Labor Secretary Speaks to Latino Education Issues
During a speech at NEA headquarters on Friday, U.S. Secretary of Labor Hilda Solis called on educators to encourage Latino and other students of color to attend college, saying, “My message to you is, we need to work together to empower our young people to have hope.”
At the same time, she called on Congress to extend unemployment benefits for the 2.1 million unemployed people whose benefits will run out at the end of November, and also urged Senators to immediately pass the DREAM Act (the Development, Relief, and Education for Alien Minors Act), which would create a route to legal residency for undocumented students who attend college or join the military.
The Act, which also has NEA’s strong support, will be brought to the Senate for a vote later this month, Majority Leader Harry Reid promised this week. To urge a positive vote, go here.
Solis, a former elected trustee at Rio Hondo Community College in California, addressed the United States Council on Latino Affairs at a two-day joint summit, co-sponsored by NEA, the American Federation of Teachers, and the United States Hispanic Leadership Institute, which focused on identifying the best practices, policies and programs to boost the academic achievement of Latino students.
“As enrollment of Latino students in our schools increases, we must find ways to better engage and support those young people who are in school today, and who will determine the future of our nation tomorrow,” NEA President Dennis Van Roekel told the group.
That future needs to include more Hispanic college graduates, Solis said. “A good solid education…is still, to me, the most important thing we can give our children in our country.”
But recent research from the Pew Hispanic Center shows that Latino students are much less likely to earn bachelor’s degrees – even though they want to. While 89 percent of Latino students say they know a college education is important to be successful in life, just 48 percent say they actually see that for themselves. The biggest obstacle is money. Nearly three-quarters who cut short their education said they did it to get a job and support their families.
Solis pointed to recent actions by the federal government that should help. For one thing, the move to direct lending by the government to students should eliminate costly middle-man fees. For another, last year the federal government gave out $28.2 billion in Pell Grants, almost $10 billion than the year before, and much of it to minority or non-traditional students. But, at the same time, tuition increases have been common.

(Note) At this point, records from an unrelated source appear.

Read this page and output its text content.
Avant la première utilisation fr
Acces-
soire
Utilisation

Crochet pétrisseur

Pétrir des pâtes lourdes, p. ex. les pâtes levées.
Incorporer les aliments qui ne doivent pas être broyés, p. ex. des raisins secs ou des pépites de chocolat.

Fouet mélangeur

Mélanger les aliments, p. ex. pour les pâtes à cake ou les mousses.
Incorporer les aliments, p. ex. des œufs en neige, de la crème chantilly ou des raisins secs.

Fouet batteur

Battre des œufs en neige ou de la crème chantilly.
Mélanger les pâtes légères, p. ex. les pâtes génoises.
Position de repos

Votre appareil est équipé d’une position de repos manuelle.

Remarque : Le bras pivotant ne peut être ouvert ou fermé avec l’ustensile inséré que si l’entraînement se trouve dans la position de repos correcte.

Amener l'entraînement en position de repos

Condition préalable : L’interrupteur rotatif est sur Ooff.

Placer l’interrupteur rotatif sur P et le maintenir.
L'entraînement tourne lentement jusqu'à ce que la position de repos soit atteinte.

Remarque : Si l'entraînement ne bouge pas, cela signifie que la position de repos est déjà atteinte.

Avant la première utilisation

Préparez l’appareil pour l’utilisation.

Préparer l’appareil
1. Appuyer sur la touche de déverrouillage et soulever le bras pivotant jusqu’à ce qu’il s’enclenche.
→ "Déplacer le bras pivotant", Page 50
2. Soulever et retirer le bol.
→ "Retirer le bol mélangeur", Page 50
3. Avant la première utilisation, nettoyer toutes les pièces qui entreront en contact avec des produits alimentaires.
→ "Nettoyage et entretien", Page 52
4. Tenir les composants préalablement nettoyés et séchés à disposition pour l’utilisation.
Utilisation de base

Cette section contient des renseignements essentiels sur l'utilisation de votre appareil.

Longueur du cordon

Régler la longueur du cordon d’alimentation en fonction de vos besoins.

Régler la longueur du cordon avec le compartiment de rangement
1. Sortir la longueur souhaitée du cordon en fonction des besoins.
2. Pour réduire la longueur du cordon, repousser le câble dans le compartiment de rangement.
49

“Financial aid is not enough. People can’t just afford to go to college. It is hard. It is costly,” Solis said.
But Solis’ own personal story shows that just one teacher can change the direction of a poor student’s life. For the Labor Secretary, whose parents were Spanish-speaking immigrants, it was “Mr. Sanchez,” a teacher who encouraged her to consider college and told her how to navigate the system of tests and applications and financial aid. But, at the same time, another college counselor told Solis and her mother: “I’m sorry, Mrs. Solis, but Hilda is not college material.”
Even today, Solis gets angry thinking about it.
So many parents don’t have the language to navigate the school system and their children don’t have the experience, Solis told educators. “Like many of you in the room, we were not always afforded the opportunity to see a better vision for ourselves… how do you make those strides? How do you do it when you don’t speak the dominant language?”
“Young people need to be inspired and see that there are opportunities. They too can realize their dreams and come to positions of authority and responsibility.”